As mis-copyings were made and propagated, the primeval soup became filled by a population not of identical replicas, but of several varieties of replicating molecules, all 'descended' from the same ancestor. Would some varieties have been more numerous than others? Almost certainly yes. Some varieties would have been inherently more stable than others. Certain molecules, once formed, would be less likely than others to break up again. These types would become relatively numerous in the soup, not only as a direct logical consequence of their 'longevity', but also because they would have a long time available for making copies of themselves. Replicators of high longevity would therefore tend to become more numerous and, other things being equal, there would have been an 'evolutionary trend' towards greater longevity in the population of molecules.

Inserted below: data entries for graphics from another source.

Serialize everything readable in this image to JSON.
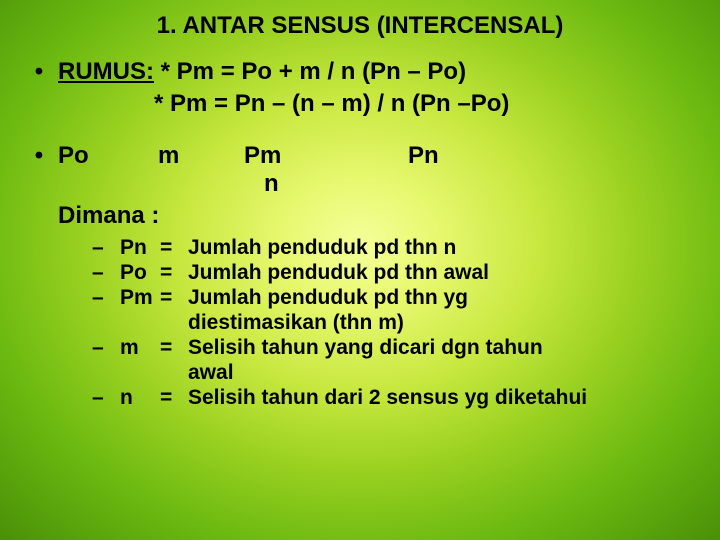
{
  "title": "1. ANTAR SENSUS (INTERCENSAL)",
  "rumus_label": "RUMUS:",
  "formula1_prefix": " * Pm = Po + m / n (Pn – Po)",
  "formula2": "* Pm = Pn – (n – m) / n (Pn –Po)",
  "vars": {
    "po": "Po",
    "m": "m",
    "pm": "Pm",
    "pn": "Pn",
    "n": "n"
  },
  "dimana": "Dimana :",
  "defs": [
    {
      "var": "Pn",
      "eq": "=",
      "text": "Jumlah penduduk pd thn n"
    },
    {
      "var": "Po",
      "eq": "=",
      "text": "Jumlah penduduk pd thn awal"
    },
    {
      "var": "Pm",
      "eq": "=",
      "text": "Jumlah penduduk pd thn yg"
    }
  ],
  "def_pm_cont": "diestimasikan (thn m)",
  "def_m": {
    "var": "m",
    "eq": "=",
    "text": "Selisih tahun yang dicari dgn tahun"
  },
  "def_m_cont": "awal",
  "def_n": {
    "var": "n",
    "eq": "=",
    "text": "Selisih tahun dari 2 sensus yg diketahui"
  },
  "colors": {
    "text": "#000000",
    "bg_center": "#f5ff9a",
    "bg_edge": "#4a9008"
  },
  "typography": {
    "title_fontsize": 24,
    "body_fontsize": 24,
    "def_fontsize": 21,
    "weight": "bold",
    "family": "Arial"
  }
}
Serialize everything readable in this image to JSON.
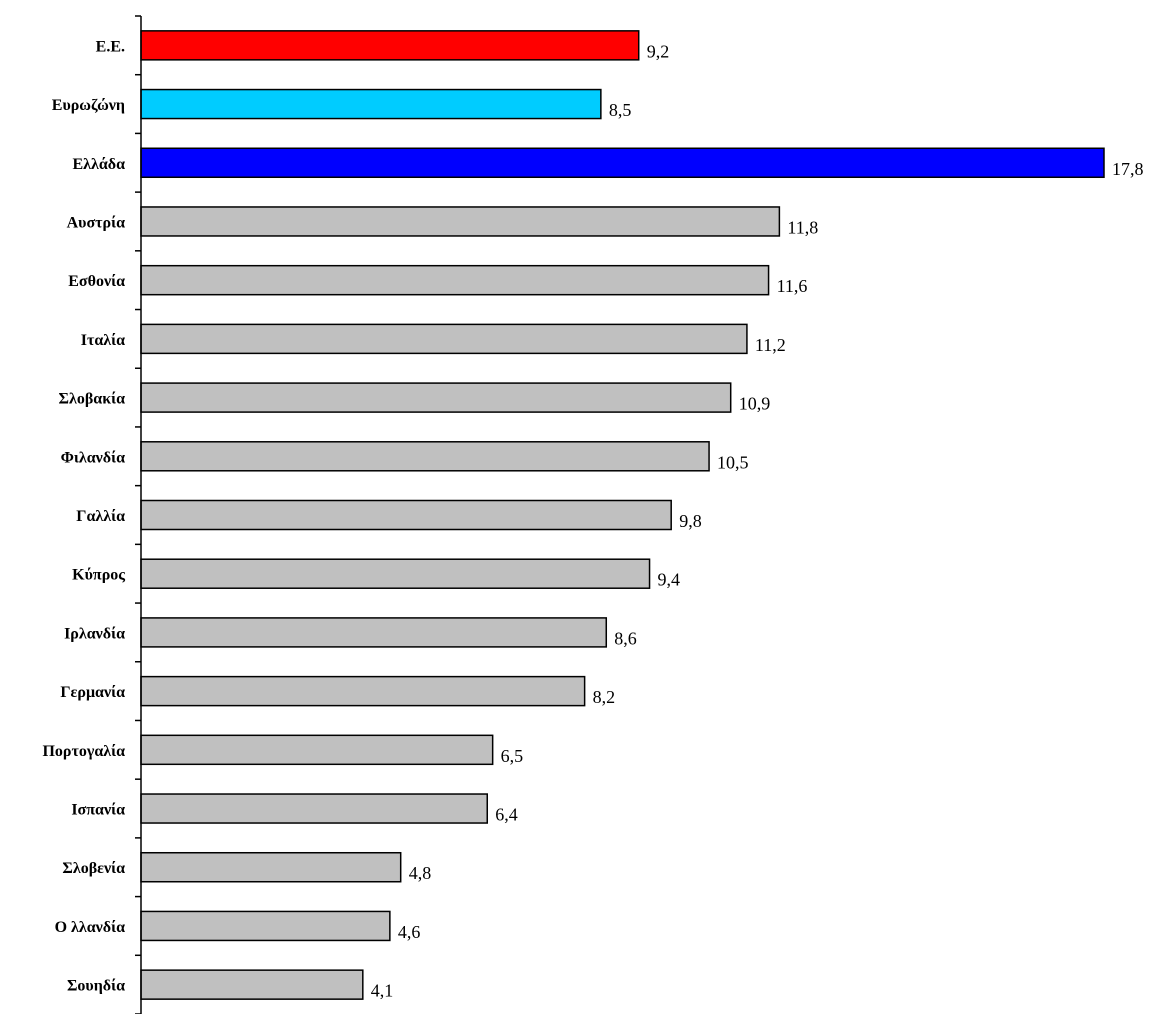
{
  "chart_data": {
    "type": "bar",
    "orientation": "horizontal",
    "categories": [
      "Ε.Ε.",
      "Ευρωζώνη",
      "Ελλάδα",
      "Αυστρία",
      "Εσθονία",
      "Ιταλία",
      "Σλοβακία",
      "Φιλανδία",
      "Γαλλία",
      "Κύπρος",
      "Ιρλανδία",
      "Γερμανία",
      "Πορτογαλία",
      "Ισπανία",
      "Σλοβενία",
      "Ο λλανδία",
      "Σουηδία"
    ],
    "values": [
      9.2,
      8.5,
      17.8,
      11.8,
      11.6,
      11.2,
      10.9,
      10.5,
      9.8,
      9.4,
      8.6,
      8.2,
      6.5,
      6.4,
      4.8,
      4.6,
      4.1
    ],
    "value_labels": [
      "9,2",
      "8,5",
      "17,8",
      "11,8",
      "11,6",
      "11,2",
      "10,9",
      "10,5",
      "9,8",
      "9,4",
      "8,6",
      "8,2",
      "6,5",
      "6,4",
      "4,8",
      "4,6",
      "4,1"
    ],
    "bar_colors": [
      "#FF0000",
      "#00CCFF",
      "#0000FF",
      "#C0C0C0",
      "#C0C0C0",
      "#C0C0C0",
      "#C0C0C0",
      "#C0C0C0",
      "#C0C0C0",
      "#C0C0C0",
      "#C0C0C0",
      "#C0C0C0",
      "#C0C0C0",
      "#C0C0C0",
      "#C0C0C0",
      "#C0C0C0",
      "#C0C0C0"
    ],
    "xlim": [
      0,
      17.8
    ],
    "title": "",
    "xlabel": "",
    "ylabel": "",
    "grid": false,
    "legend": false
  }
}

But other things were probably not equal, and another property of a replicator variety that must have had even more importance in spreading it through the population was speed of replication or 'fecundity'. If replicator molecules of type A make copies of themselves on average once a week while those of type B make copies of themselves once an hour, it is not difficult to see that pretty soon type A molecules are going to be far outnumbered, even if they 'live' much longer than B molecules. There would therefore probably have been an 'evolutionary trend' towards higher 'fecundity' of molecules in the soup. A third characteristic of replicator molecules which would have been positively selected is accuracy of replication. If molecules of type X and type Y last the same length of time and replicate at the same rate, but A makes a mistake on average every tenth replication while Y makes a mistake only every hundredth replication, Y will obviously become more numerous. The A contingent in the population loses not only the errant 'children' themselves, but also all their descendants, actual or potential.